The path near the Anderson shelters was busy. A dog walker, then another dog walker, a woman and a man, him on a scooter, ‘thanks mate’, as I stood back to let them past. Was I going to be able to take this photo? Another woman, this time with two dogs. I stood back again.

‘There’s a couple of Anderson shelters down there’ I said.

‘This used to be lovely’, she replied. ‘This bloke did all the work. Full of roses. You can see the cherry tree’.
I hadn’t noticed that.
‘But when he died, it’s just been neglected’.
‘Who owns it?’ I asked,
‘The council. Not sure anyone’s doing anything with it now’.

It is overgrown and neglected.
‘There’s a bike in that shelter’, she said, ‘there might even be something living there’.

And then she started talking about homelessness and how bad it is that so many people don’t have somewhere proper to live.

We shared anecdotes about the poor quality of the new build housing that springs up here and there.

‘It’s all about money’, she said, in the sort of voice that simmers with anger. She looked at me full on as she said this, her blond-grey hair blowing in the wind across her face. Whose side are you on? What do you think about this state of affairs? A lot of politics are carried by unspoken gestures. Street politics. If only this could be organised, articulated, amplified, socialised.

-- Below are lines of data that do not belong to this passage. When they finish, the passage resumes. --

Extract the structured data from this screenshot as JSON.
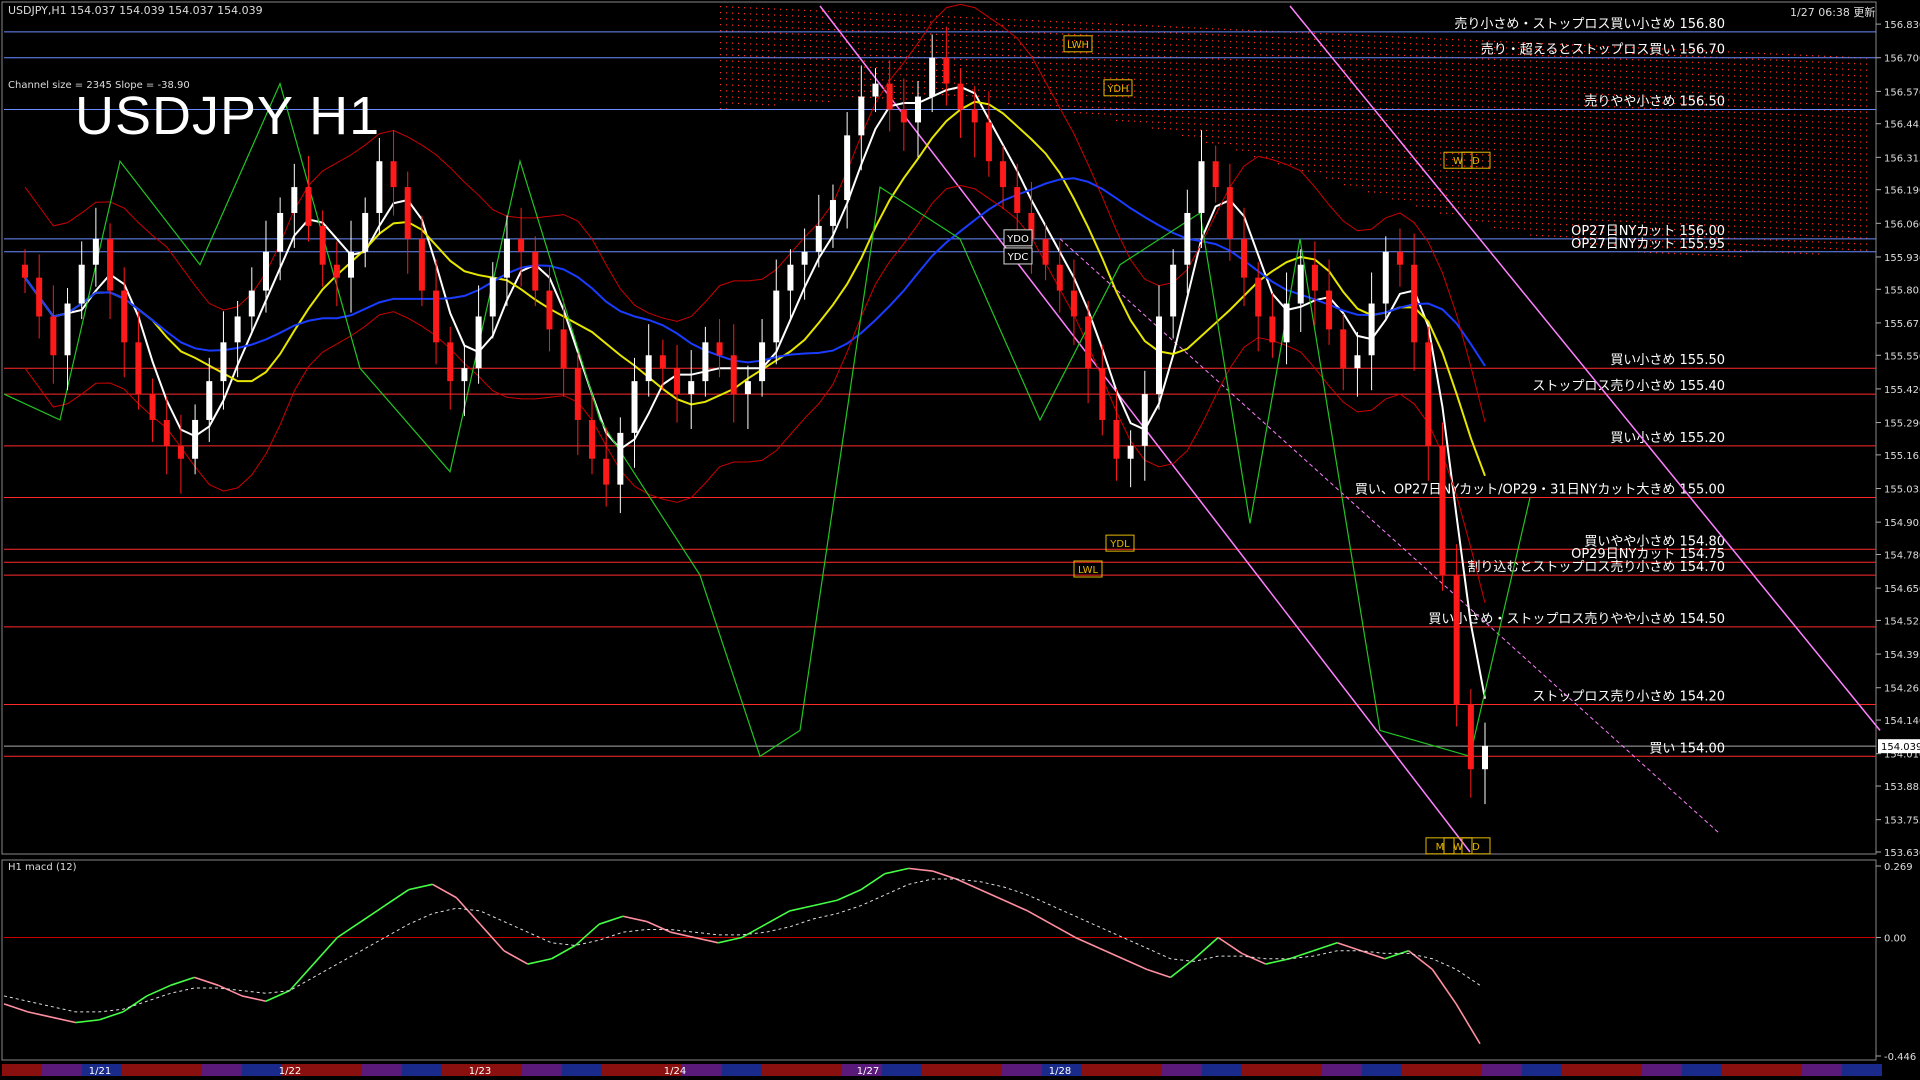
{
  "header": {
    "symbol_info": "USDJPY,H1  154.037 154.039 154.037 154.039",
    "channel_info": "Channel size = 2345 Slope = -38.90",
    "updated": "1/27 06:38 更新",
    "big_title": "USDJPY H1",
    "macd_title": "H1  macd (12)"
  },
  "colors": {
    "background": "#000000",
    "bull": "#ffffff",
    "bear": "#ff1a1a",
    "ichimoku_cloud": "#ff3020",
    "grid": "#1e3a78",
    "ma_white": "#ffffff",
    "ma_yellow": "#e6e600",
    "ma_blue": "#1a3cff",
    "bollinger": "#cc0000",
    "green_line": "#22c422",
    "channel": "#ff80ff",
    "macd_up": "#44ff44",
    "macd_down": "#ff8fa0"
  },
  "chart_data": {
    "type": "candlestick",
    "title": "USDJPY H1",
    "ylim": [
      153.63,
      156.9
    ],
    "y_ticks": [
      "156.830",
      "156.700",
      "156.570",
      "156.445",
      "156.315",
      "156.190",
      "156.060",
      "155.930",
      "155.805",
      "155.675",
      "155.550",
      "155.420",
      "155.290",
      "155.165",
      "155.035",
      "154.905",
      "154.780",
      "154.650",
      "154.525",
      "154.395",
      "154.265",
      "154.140",
      "154.010",
      "153.885",
      "153.755",
      "153.630"
    ],
    "current_price": "154.039",
    "x_labels": [
      "1/21",
      "1/22",
      "1/23",
      "1/24",
      "1/27",
      "1/28"
    ],
    "levels": [
      {
        "price": 156.8,
        "label": "売り小さめ・ストップロス買い小さめ 156.80",
        "color": "#6a8cff"
      },
      {
        "price": 156.7,
        "label": "売り・超えるとストップロス買い 156.70",
        "color": "#6a8cff"
      },
      {
        "price": 156.5,
        "label": "売りやや小さめ 156.50",
        "color": "#6a8cff"
      },
      {
        "price": 156.0,
        "label": "OP27日NYカット 156.00",
        "color": "#6a8cff"
      },
      {
        "price": 155.95,
        "label": "OP27日NYカット 155.95",
        "color": "#6a8cff"
      },
      {
        "price": 155.5,
        "label": "買い小さめ 155.50",
        "color": "#ff2a2a"
      },
      {
        "price": 155.4,
        "label": "ストップロス売り小さめ 155.40",
        "color": "#ff2a2a"
      },
      {
        "price": 155.2,
        "label": "買い小さめ 155.20",
        "color": "#ff2a2a"
      },
      {
        "price": 155.0,
        "label": "買い、OP27日NYカット/OP29・31日NYカット大きめ 155.00",
        "color": "#ff2a2a"
      },
      {
        "price": 154.8,
        "label": "買いやや小さめ 154.80",
        "color": "#ff2a2a"
      },
      {
        "price": 154.75,
        "label": "OP29日NYカット 154.75",
        "color": "#ff2a2a"
      },
      {
        "price": 154.7,
        "label": "割り込むとストップロス売り小さめ 154.70",
        "color": "#ff2a2a"
      },
      {
        "price": 154.5,
        "label": "買い小さめ・ストップロス売りやや小さめ 154.50",
        "color": "#ff2a2a"
      },
      {
        "price": 154.2,
        "label": "ストップロス売り小さめ 154.20",
        "color": "#ff2a2a"
      },
      {
        "price": 154.0,
        "label": "買い 154.00",
        "color": "#ff2a2a"
      }
    ],
    "markers": [
      "LWH",
      "YDH",
      "YDO",
      "YDC",
      "YDL",
      "LWL",
      "W",
      "D",
      "M",
      "W",
      "D"
    ],
    "series_closes": [
      155.85,
      155.7,
      155.55,
      155.75,
      155.9,
      156.0,
      155.8,
      155.6,
      155.4,
      155.3,
      155.2,
      155.15,
      155.3,
      155.45,
      155.6,
      155.7,
      155.8,
      155.95,
      156.1,
      156.2,
      156.05,
      155.9,
      155.85,
      155.95,
      156.1,
      156.3,
      156.2,
      156.0,
      155.8,
      155.6,
      155.45,
      155.5,
      155.7,
      155.85,
      156.0,
      155.95,
      155.8,
      155.65,
      155.5,
      155.3,
      155.15,
      155.05,
      155.25,
      155.45,
      155.55,
      155.5,
      155.4,
      155.45,
      155.6,
      155.55,
      155.4,
      155.45,
      155.6,
      155.8,
      155.9,
      155.95,
      156.05,
      156.15,
      156.4,
      156.55,
      156.6,
      156.5,
      156.45,
      156.55,
      156.7,
      156.6,
      156.5,
      156.45,
      156.3,
      156.2,
      156.1,
      156.0,
      155.9,
      155.8,
      155.7,
      155.5,
      155.3,
      155.15,
      155.2,
      155.4,
      155.7,
      155.9,
      156.1,
      156.3,
      156.2,
      156.0,
      155.85,
      155.7,
      155.6,
      155.75,
      155.9,
      155.8,
      155.65,
      155.5,
      155.55,
      155.75,
      155.95,
      155.9,
      155.6,
      155.2,
      154.7,
      154.2,
      153.95,
      154.04
    ],
    "macd": {
      "ylim": [
        -0.446,
        0.269
      ],
      "y_ticks": [
        "0.269",
        "0.00",
        "-0.446"
      ],
      "values": [
        -0.25,
        -0.28,
        -0.3,
        -0.32,
        -0.31,
        -0.28,
        -0.22,
        -0.18,
        -0.15,
        -0.18,
        -0.22,
        -0.24,
        -0.2,
        -0.1,
        0.0,
        0.06,
        0.12,
        0.18,
        0.2,
        0.15,
        0.05,
        -0.05,
        -0.1,
        -0.08,
        -0.03,
        0.05,
        0.08,
        0.06,
        0.02,
        0.0,
        -0.02,
        0.0,
        0.05,
        0.1,
        0.12,
        0.14,
        0.18,
        0.24,
        0.26,
        0.25,
        0.22,
        0.18,
        0.14,
        0.1,
        0.05,
        0.0,
        -0.04,
        -0.08,
        -0.12,
        -0.15,
        -0.08,
        0.0,
        -0.06,
        -0.1,
        -0.08,
        -0.05,
        -0.02,
        -0.05,
        -0.08,
        -0.05,
        -0.12,
        -0.25,
        -0.4
      ],
      "signal": [
        -0.22,
        -0.24,
        -0.26,
        -0.28,
        -0.28,
        -0.27,
        -0.24,
        -0.21,
        -0.19,
        -0.19,
        -0.2,
        -0.21,
        -0.2,
        -0.15,
        -0.1,
        -0.05,
        0.0,
        0.05,
        0.09,
        0.11,
        0.1,
        0.06,
        0.02,
        -0.02,
        -0.03,
        -0.01,
        0.02,
        0.03,
        0.03,
        0.02,
        0.01,
        0.01,
        0.02,
        0.04,
        0.07,
        0.09,
        0.12,
        0.16,
        0.2,
        0.22,
        0.22,
        0.21,
        0.19,
        0.16,
        0.12,
        0.08,
        0.04,
        0.0,
        -0.04,
        -0.08,
        -0.09,
        -0.07,
        -0.07,
        -0.08,
        -0.08,
        -0.07,
        -0.05,
        -0.05,
        -0.06,
        -0.06,
        -0.08,
        -0.12,
        -0.18
      ]
    }
  }
}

Each evening after work, more and more of The Making of the English Working Class. EP Thompson constantly brings the people to life, alive inside a socialist theory in which there are two classes in opposition. The cold calculating yeoman, parsons and well to do of the English villages and market towns who organised into small groups to enclose the commons; while at the same time passing laws and using police spies, deportations, hangings, fines and imprisonment to stop the agricultural labours, mechanics, artisans and factory workers from combining.

Thompson captures the way the wind blows across the fields in the early spring and how a labouring gang on their way to dig and hoe might stop to enjoy the blossom in the hedgerows. He captures the nuances of the way the small things can mean so much to the poor. The ability to graze a cow by the side of the road, the liberty to glean the fields to supplement the family diet, all the ways people find to live around the edges.

How the ideas of rights and justice and fairness are so deeply engrained in the minds of the working classes. How again and again the working classes have attempted to organise and have been met always with state persecution, chicanery, lies, counter revolution. And yet how again and again, each new generation has not given up. How the culture and language and style of the working class continues to change but how the underlying oppression of work coercion and exploitation of labour remains. How the capitalists work so hard to extort the very wages the workers are paid through housing costs, transport costs, energy costs, food costs, disproportionate taxation and a thousand other ruses.

The local streets have proven to be the perfect place to study Thompson’s thesis of the making of the working class. In terms of history, in terms of class relations, and in terms that we need to know where we come from. In order to understand where we want to go.